Ramón Gomez outside his toy store in the old town of Cadiz.
Our encounter with 15-yr-old Antonio, below, was equally fortuitous. Driving towards the beaches at Roche, I pulled over to photograph the late evening sun casting long shadows through the pine forests that characterise this section of coast to the south of Cadiz city. Antonio was leading his horse through a series of intricate drills and steps – he rides every evening without fail. Observing at first hand the symbiosis of horse and rider was quite something. Again this portrait didn’t make the final cut, but I’ve always found that it’s great to offer this kind of extra option to the creative team.

In the pine woodlands of Cabo Roche, local teenager Antonio takes his daily horse ride.
Another lesson I have learned over the past few years of travel stories is that every meal should be treated as a potential photo shoot! Sometimes an unplanned stop at a cafe or a rushed lunch at a restaurant can provide an opportunity. On our first morning in Cadiz, we took a 15 minute break at La Isleta de la Viña for a very late brunch – I ordered a couple of cañas and the Spanish staple of a pintxo de tortilla, only to be presented with a dish that exploded with colour – local samphire, cream cheese and cubes of crusty bread.

Tortilla with a samphire garnish served at La Isleta de la Viña, a popular restaurant in Cadiz.
6 days later on our final afternoon, we stopped for lunch at a tumbledown chiringuito on Playa de El Palmar, where the beautifully layered tinto de verrano glowed in the midday sun.

A glass of tinto de verrano, the classic summer drink in Andalucia. Photographed at Cortijo el Cartero, a restaurant on Playa del Palmar.
Both of these impromptu photographs were chosen for the final edit, because of course what is travel without immersing yourself in the cuisine of a region?

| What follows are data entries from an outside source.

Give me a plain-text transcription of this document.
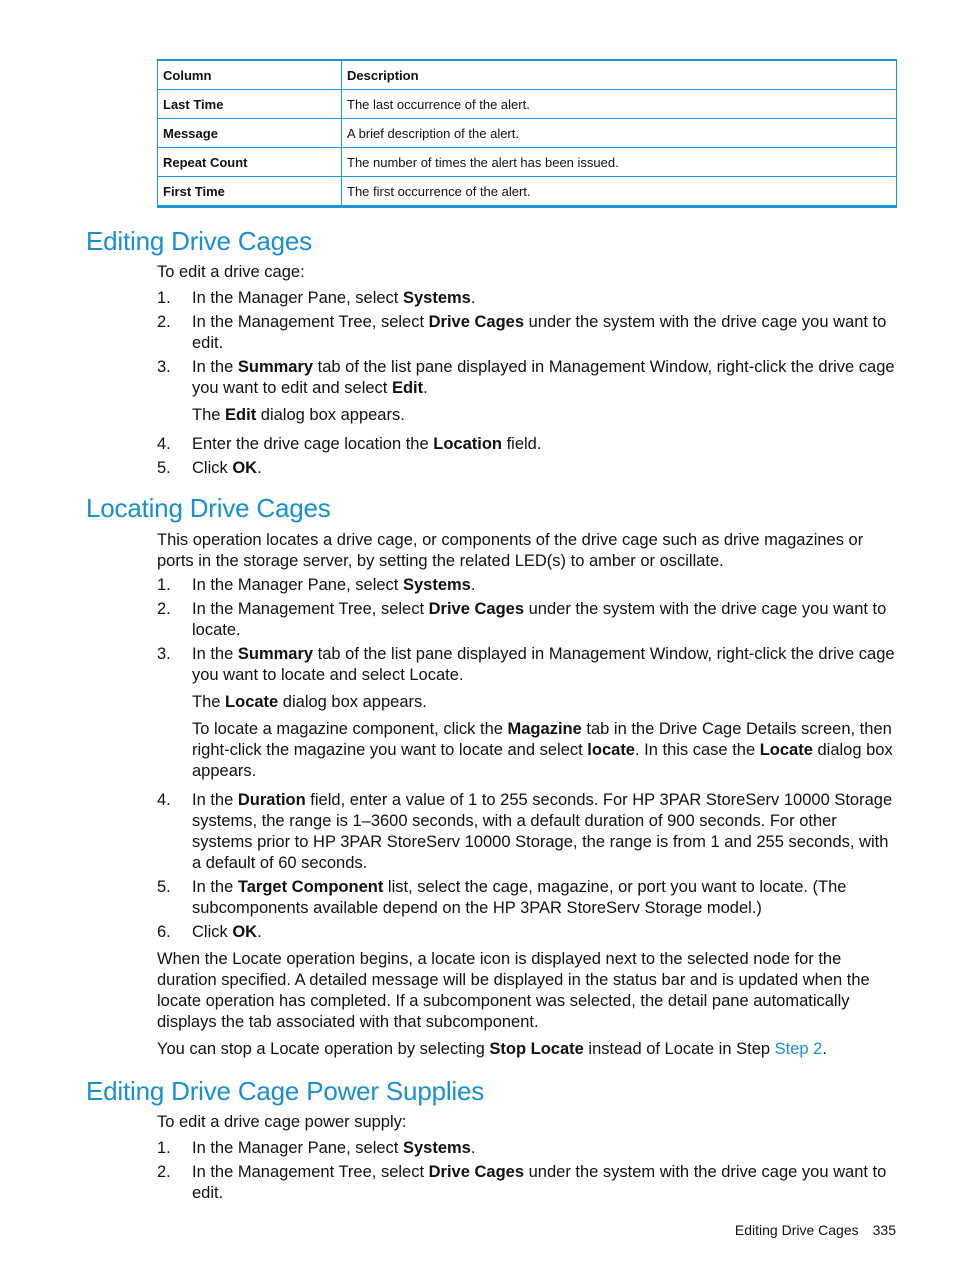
Column	Description
Last Time	The last occurrence of the alert.
Message	A brief description of the alert.
Repeat Count	The number of times the alert has been issued.
First Time	The first occurrence of the alert.
Editing Drive Cages

To edit a drive cage:

1. In the Manager Pane, select Systems.
2. In the Management Tree, select Drive Cages under the system with the drive cage you want to edit.
3. In the Summary tab of the list pane displayed in Management Window, right-click the drive cage you want to edit and select Edit.
The Edit dialog box appears.
4. Enter the drive cage location the Location field.
5. Click OK.
Locating Drive Cages

This operation locates a drive cage, or components of the drive cage such as drive magazines or ports in the storage server, by setting the related LED(s) to amber or oscillate.

1. In the Manager Pane, select Systems.
2. In the Management Tree, select Drive Cages under the system with the drive cage you want to locate.
3. In the Summary tab of the list pane displayed in Management Window, right-click the drive cage you want to locate and select Locate.
The Locate dialog box appears.
To locate a magazine component, click the Magazine tab in the Drive Cage Details screen, then right-click the magazine you want to locate and select locate. In this case the Locate dialog box appears.
4. In the Duration field, enter a value of 1 to 255 seconds. For HP 3PAR StoreServ 10000 Storage systems, the range is 1–3600 seconds, with a default duration of 900 seconds. For other systems prior to HP 3PAR StoreServ 10000 Storage, the range is from 1 and 255 seconds, with a default of 60 seconds.
5. In the Target Component list, select the cage, magazine, or port you want to locate. (The subcomponents available depend on the HP 3PAR StoreServ Storage model.)
6. Click OK.

When the Locate operation begins, a locate icon is displayed next to the selected node for the duration specified. A detailed message will be displayed in the status bar and is updated when the locate operation has completed. If a subcomponent was selected, the detail pane automatically displays the tab associated with that subcomponent.

You can stop a Locate operation by selecting Stop Locate instead of Locate in Step Step 2.

Editing Drive Cage Power Supplies

To edit a drive cage power supply:

1. In the Manager Pane, select Systems.
2. In the Management Tree, select Drive Cages under the system with the drive cage you want to edit.
Editing Drive Cages 335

A double page layout from our story in the Costa de la Luz for Konfekt Magazine.
While the weather on this assignment offered up challenges, when the clouds dissipated the clarity of the light on this stretch of the Atlantic coast was exceptional. My memories will be of the glow that seemed to emanate from every surface as the sunlight danced and rebounded through trees and over water.

Giant ficus trees in Cadiz old town.

Door knockers on the entrance to a reidence in the historic centre of Cadiz.

Cala el Enebro near Roche.
The warmth of the light is reflected in the warmth of the welcome that we received throughout our 6 days in the region. After a long cold winter in our mountain home in the Sierra de Guadarrama, it was incredibly liberating to step out (full masked of course!) into a bustling city plaza, with kids chasing balls in all directions, while older residents paraded in their Sunday best. In spite of the Covid-19 curfews that were still in place, this trip was hopefully a glimpse of future adventures.

The final spread of our story on the Costa de la Luz in Konfekt magazine.